Die modische Zeitreise beginnt mit der Entdeckung von Kate Moss. Der Grunge kommt und wird von Anna gehasst. Von ihrer heimlichen Gegenspielerin - und Sympathieträgerin des Formats - Grace Coddington wird die derbe Ästhetik jedoch ins Magazin gebracht. Die jungen Rebellen aus England werden in Amerika groß. Die Mode gelangt nach Hollywood und an die Körper der berühmtesten Schauspielerinnen. Die Met-Gala entwickelt sich zu einem Star-Auflauf, der Hip-Hop findet Einzug in die überwiegend weiße "Vogue"-Welt. 

Popkulturelle Phänomene wurden damals von der "Vogue" adaptiert und damit offiziell als "modisch" anerkannt. Ein System, das heute kaum noch Relevanz hat, da Trends und Strömungen sich schon lange über das Internet verbreiten. Ob sie in der "Vogue" vorkommen oder nicht, entscheidet nicht mehr über ihren Erfolg. 

Vielleicht regt gerade das dazu an, sich der jüngeren Vergangenheit heute erneut zu widmen. Ein Cast von Kate Moss über natürlich Anna Wintour und ihre Entourage der goldenen 1990er-Jahre bis zu Designern wie Tom Ford oder John Galliano erzählt die modisch einschneidendsten Momente des Jahrzehnts. Ein Blick zurück, der viele Debüts beleuchtet, die Wege geebnet haben. Gleichzeitig eine Huldigung an Anna Wintour, die von allen ihren Zeitgenossen gepriesen wird. Außer vielleicht von Grace Coddington. 

"In Vogue - The 90s", Disney+

"Vogue"-Chefin Anna Wintour, Hauptdarsteller der Serie "In Vogue - The 90s" auf Disney+
Foto: Evan Agostini/Invision/AP/dpa

"Vogue"-Chefin Anna Wintour, Hauptdarstellerin der Serie "In Vogue - The 90s" auf Disney+


Kultur als Strukturwandel - funktioniert das?

Thater in Industriebrachen, Tanzstücke auf Parkplätzen - das Lausitz Festival im Grenzland zwischen Sachsen, Brandenburg und Polen bringt seit 2020 Kultur in eine Region im Umbruch. Bis vor Kurzem war die Gegend vor allem vom Braunkohleabbau geprägt, nun soll mit der Energiewende auch ein Wandel hin zu einem kulturellen Kraftzentrum geschehen. Das staatlich geförderte Kunst-Festival hat nach eigener Aussage "eine große Strahlkraft entwickelt, die überregionale Aufmerksamkeit auf die Lausitz zieht". Doch sehen das auch die Leute vor Ort so? Ein Dokumentarfilm, der gerade bei 3-Sat zu sehen ist, stellt die Frage, ob Kunst tatsächlich abgehängte Regionen zu einer Transformation verhelfen kann, oder ob das Ganze eher zur Profilierung einer (überwiegend westdeutschen) Kulturelite dient.

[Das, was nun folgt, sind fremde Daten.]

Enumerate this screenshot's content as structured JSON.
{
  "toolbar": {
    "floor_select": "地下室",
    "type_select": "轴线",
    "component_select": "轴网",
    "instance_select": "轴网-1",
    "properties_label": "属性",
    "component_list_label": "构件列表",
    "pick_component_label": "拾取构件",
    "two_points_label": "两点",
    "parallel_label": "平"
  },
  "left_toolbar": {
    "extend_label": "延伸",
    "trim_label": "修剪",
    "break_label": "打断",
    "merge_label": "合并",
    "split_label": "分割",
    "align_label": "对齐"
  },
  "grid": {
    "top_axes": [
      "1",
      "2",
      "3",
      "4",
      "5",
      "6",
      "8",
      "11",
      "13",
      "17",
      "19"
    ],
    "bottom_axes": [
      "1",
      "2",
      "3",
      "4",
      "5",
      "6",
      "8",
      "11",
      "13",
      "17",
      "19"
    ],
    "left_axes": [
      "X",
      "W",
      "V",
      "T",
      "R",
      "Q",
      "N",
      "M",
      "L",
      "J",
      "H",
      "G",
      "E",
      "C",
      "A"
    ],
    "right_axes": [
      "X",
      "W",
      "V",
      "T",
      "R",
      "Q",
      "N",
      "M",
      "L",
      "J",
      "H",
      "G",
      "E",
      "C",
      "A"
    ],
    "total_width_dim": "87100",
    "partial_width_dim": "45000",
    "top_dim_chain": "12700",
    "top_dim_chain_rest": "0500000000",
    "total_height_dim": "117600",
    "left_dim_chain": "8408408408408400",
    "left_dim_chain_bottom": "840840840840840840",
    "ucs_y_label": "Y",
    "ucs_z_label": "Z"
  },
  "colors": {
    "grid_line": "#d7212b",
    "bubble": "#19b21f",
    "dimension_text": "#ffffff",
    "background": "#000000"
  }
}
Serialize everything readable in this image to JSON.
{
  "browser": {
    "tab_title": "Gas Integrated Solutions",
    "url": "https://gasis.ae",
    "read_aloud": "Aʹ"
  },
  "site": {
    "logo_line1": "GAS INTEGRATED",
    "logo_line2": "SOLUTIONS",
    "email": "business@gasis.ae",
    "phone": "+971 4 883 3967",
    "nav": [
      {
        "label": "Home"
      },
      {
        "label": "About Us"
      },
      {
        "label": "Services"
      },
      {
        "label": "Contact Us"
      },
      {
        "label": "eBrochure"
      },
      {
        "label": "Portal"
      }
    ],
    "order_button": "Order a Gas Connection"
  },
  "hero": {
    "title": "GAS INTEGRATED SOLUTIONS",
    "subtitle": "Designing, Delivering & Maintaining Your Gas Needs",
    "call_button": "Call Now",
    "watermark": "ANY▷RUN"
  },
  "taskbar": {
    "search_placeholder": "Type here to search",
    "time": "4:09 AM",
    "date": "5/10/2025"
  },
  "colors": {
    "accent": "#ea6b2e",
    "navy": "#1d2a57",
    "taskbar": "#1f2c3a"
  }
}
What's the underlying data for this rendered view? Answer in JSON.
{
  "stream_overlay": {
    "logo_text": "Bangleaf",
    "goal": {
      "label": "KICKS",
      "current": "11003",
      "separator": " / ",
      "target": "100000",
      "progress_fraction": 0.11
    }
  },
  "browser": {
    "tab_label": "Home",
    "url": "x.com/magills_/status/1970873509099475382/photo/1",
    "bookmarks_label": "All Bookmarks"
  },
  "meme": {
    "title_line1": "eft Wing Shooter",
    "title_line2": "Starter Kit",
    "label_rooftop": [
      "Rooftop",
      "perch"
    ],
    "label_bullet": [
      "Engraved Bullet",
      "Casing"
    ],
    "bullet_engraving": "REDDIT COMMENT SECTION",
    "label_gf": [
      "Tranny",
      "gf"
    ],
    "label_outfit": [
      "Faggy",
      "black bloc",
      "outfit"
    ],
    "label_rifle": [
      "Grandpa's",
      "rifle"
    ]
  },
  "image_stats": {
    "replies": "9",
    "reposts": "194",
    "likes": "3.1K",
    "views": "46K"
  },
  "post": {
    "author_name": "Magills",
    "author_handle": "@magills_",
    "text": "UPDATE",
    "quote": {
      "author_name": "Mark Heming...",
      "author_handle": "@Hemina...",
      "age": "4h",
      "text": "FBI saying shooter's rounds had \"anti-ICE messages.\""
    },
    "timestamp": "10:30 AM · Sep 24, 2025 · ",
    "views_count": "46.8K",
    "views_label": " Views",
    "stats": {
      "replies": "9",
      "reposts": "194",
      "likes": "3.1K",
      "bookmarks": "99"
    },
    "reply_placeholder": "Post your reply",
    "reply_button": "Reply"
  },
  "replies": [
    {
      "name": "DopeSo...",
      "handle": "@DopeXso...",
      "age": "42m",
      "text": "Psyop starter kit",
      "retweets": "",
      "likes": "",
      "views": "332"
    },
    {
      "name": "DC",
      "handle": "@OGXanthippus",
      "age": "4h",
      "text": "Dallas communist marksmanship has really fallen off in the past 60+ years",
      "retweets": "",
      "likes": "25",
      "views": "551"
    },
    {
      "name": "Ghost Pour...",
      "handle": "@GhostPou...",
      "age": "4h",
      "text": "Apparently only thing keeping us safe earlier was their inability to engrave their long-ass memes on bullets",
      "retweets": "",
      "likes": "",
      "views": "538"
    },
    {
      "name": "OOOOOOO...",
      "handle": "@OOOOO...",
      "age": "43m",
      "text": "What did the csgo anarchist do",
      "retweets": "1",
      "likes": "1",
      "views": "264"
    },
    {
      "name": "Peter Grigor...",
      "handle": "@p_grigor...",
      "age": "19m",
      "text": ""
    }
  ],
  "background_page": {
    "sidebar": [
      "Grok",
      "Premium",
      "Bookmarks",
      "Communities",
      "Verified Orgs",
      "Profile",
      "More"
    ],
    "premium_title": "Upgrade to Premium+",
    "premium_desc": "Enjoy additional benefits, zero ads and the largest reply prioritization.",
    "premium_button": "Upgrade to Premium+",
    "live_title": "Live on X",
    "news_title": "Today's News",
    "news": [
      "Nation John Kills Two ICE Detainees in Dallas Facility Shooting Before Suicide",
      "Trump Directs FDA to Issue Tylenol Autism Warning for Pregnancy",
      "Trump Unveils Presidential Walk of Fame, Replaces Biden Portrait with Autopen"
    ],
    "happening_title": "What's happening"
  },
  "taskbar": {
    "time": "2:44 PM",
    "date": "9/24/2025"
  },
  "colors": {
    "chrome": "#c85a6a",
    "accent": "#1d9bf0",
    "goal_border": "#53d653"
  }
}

Eine eindeutige Antwort findet Regisseurin Inga Turczyn nicht - aber die kann es vielleicht auch gar nicht geben. Dagegen kommen verschiedene Stimmen mit ihrem Blick auf das Projekt zu Wort. Der dunkelhäutige "Othello"-Darsteller Leonard Burkhardt, der sich zweimal überlegt, ob er im sächsischen Weißwasser allein durch die Stadt geht, aber auch die Menschen hier kennenlernen will. Der Festival-Intendant Daniel Kühnel, der mit seinem geschnitzten Kuratorensprech das Klischee vom abgehobenen Kulturpersonal eher bestätigt als entkräftet. Die Filmemacherin und Autorin Grit Lemke aus Hoyerswerda, die aus dem Beirat des Unterfangens austrat, weil sie die lokale Perspektive zu wenig gewürdigt fand. Und die lokalen Mitglieder eines Chors, die die "Othello"-Aufführung verstärken und dabei zu einer künstlerischen Familie zusammenwachsen.

Der Film streift viele Fragen, die sich bei kulturellen Großereignissen stellen - nicht nur in der Lausitz. Für wen genau machen wir das eigentlich? Und nimmt sich die Kunst zu wichtig oder nicht wichtig genug?  

"Lausitz Festival - Kulturimport in den Osten?", 3-Sat-Mediathek, bis 2029

Aufführung von "Othello - Die Fremden" beim Lausitz-Festival 2024 in Weißwasser
Foto: Marlies Kross

Aufführung von "Othello - Die Fremden" beim Lausitz-Festival 2024 in Weißwasser


Dürfen wir kurz stören?

Ein System, das nicht gestört ist, würde sich von provokanter Kunst gar nicht erst stören lassen, sagt die schwedische Künstlerin Natalie Djurberg in einer neuen dreiteiligen Filmreihe über Kunst als gesellschaftlichem Sprengstoff. Zusammen mit ihrem künstlerischen Partner Hans Berg schafft Djurberg animierte Videos mit Knetfiguren, denen gar nichts heilig ist und die in teils grotesken Szenen Themen wie Missbrauch in der Kirche oder Sexismus verhandeln. Sie wolle gar nicht unbedingt provozieren, sagt Djurberg. Vielmehr sei es andersherum: die realen Missstände, die Eingang in ihre Kunst finden, seien eine Provokation für sie. Auch Philipp Ruch vom Zentrum für Politische Schönheit vertritt die These, dass die Eskalation nicht aus der Kunst kommt, sondern aus der Realität. 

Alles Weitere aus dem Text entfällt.